4 of 183 comments (clear)

  1. Sounds like an interesting character... by paladinwannabe2 · · Score: 4, Insightful

    From the article: "Often times, he would hold an unintelligible meeting and walk out without taking questions, then allow his assistants to move in and explain what he had said."
    Sounds to me like his assistants are the ones who deserve a lot of credit for his sucess- the guy would have been worthless without people to 'translate' for him.

    --
    You are reading a copy of my copyrighted post.
  2. Says who? by DysenteryInTheRanks · · Score: 5, Insightful
    The website Low End Mac says this article was written by "avid history buff" Tom Hormby. Hormby may be a buff, but clearly he is no historian.

    Where the heck does he get this stuff? If he gets it from other people's books or articles (my guess), he needs to credit them, if only so we can evaluate the quality of the information. But this history contains no cites of any kind.

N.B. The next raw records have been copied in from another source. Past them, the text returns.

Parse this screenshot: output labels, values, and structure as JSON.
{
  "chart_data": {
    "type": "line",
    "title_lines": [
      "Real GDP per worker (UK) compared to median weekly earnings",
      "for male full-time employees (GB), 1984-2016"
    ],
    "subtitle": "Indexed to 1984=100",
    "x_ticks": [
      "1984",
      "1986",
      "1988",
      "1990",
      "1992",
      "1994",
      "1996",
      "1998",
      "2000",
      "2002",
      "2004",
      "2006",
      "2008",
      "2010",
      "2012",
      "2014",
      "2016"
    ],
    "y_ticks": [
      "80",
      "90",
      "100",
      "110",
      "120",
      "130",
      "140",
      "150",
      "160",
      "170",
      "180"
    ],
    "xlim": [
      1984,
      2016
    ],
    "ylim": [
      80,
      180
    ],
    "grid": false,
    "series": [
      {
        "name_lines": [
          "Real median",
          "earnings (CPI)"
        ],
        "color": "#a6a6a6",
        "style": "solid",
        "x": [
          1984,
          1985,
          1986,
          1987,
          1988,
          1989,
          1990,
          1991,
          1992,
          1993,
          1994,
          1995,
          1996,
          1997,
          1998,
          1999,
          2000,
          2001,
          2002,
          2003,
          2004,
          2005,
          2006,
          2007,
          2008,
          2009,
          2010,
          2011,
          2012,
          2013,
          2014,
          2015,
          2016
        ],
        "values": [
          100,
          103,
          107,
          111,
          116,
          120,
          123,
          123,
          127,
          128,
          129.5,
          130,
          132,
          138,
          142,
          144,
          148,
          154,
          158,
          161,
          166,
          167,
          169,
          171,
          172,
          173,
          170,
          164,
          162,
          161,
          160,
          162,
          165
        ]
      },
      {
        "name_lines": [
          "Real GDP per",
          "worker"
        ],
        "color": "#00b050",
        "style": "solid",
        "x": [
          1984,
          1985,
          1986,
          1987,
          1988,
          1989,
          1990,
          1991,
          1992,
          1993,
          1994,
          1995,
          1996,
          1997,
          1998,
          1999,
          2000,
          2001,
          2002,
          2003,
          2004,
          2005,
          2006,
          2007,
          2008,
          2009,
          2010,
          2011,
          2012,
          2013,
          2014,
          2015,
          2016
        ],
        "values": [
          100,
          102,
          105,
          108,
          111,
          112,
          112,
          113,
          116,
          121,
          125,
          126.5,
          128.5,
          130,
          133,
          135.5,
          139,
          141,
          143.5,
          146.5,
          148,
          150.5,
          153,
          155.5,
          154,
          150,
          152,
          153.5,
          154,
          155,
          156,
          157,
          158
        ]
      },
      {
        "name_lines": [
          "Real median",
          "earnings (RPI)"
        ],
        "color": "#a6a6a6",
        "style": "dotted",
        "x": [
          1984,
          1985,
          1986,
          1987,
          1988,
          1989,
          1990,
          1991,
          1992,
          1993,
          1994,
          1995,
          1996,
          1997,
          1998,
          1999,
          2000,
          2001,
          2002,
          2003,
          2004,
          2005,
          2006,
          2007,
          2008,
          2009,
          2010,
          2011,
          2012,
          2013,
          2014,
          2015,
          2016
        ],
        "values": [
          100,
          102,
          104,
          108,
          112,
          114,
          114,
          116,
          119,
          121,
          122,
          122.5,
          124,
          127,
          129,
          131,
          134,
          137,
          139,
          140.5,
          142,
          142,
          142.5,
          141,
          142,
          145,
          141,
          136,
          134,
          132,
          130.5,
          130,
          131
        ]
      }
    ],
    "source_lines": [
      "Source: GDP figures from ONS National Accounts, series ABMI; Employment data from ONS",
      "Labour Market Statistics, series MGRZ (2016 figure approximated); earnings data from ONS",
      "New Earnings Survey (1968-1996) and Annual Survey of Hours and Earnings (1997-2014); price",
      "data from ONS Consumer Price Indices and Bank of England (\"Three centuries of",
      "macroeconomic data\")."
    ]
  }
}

    If Hormby is actually gatherting the information himself, through interviews or a large cache of secondary sources, he needs to explain this now and again in the text. For example, instead of "It was at DEC where Spindler gained a reputation for his work ethic," he could state "It was at DEC where Spindler proved he could work hard, a friend said."

    This is the kind of vague, uncited, unsourced "information" that gives the Web a bad name. If it is coming from an established brand like nytimes.com, maybe (_maybe_) we could take their word for certain details. But if our only basis for judging this guy is his gmail address, we need more specifics on his information gathering.

  3. Spindler nearly killed Apple by Anonymous Coward · · Score: 5, Insightful

    Spindler is not "forgotten". People who were Apple customers and employees at that time will never forget him, and still curse his name to this day. Spindler had no idea what he was doing, no sense of vision, and no understanding of what it was any of the departments under him were doing. Under his "leadership" Apple drifted around like an untillered ship. Fascinating and groundbreaking technologies were fumbled due to lack of marketing or lack of management and either disappeared, or were coopted by Microsoft, on a constant basis. Revise history all you like, but Spindler as CEO was the worst thing to ever happen to Apple and Apple is extremely fortunate to have survived his tenure at all.

  4. Re:wages by Otter · · Score: 4, Insightful
    Andersen Consulting (no, I won't use that stupid name they came up with to try to live down the Enron scandal).

    Accenture was spun off in 1989, before the Enron scandal. Andersen was obliterated. Even if one agrees that everyone at Andersen deserved to lose their jobs over the actions of a handful of auditors and managers*, people should at least stop pretending that Accenture's existence means it didn't happen.

    * What I've never understood is why the conventional wisdom is that Enron, which was a shell game from top to bottom, had a handful of criminals running it and everyone else was a victim, but everyone at Andersen, 99.9% of whom had nothing at all to do with Enron, deserved to lose their jobs.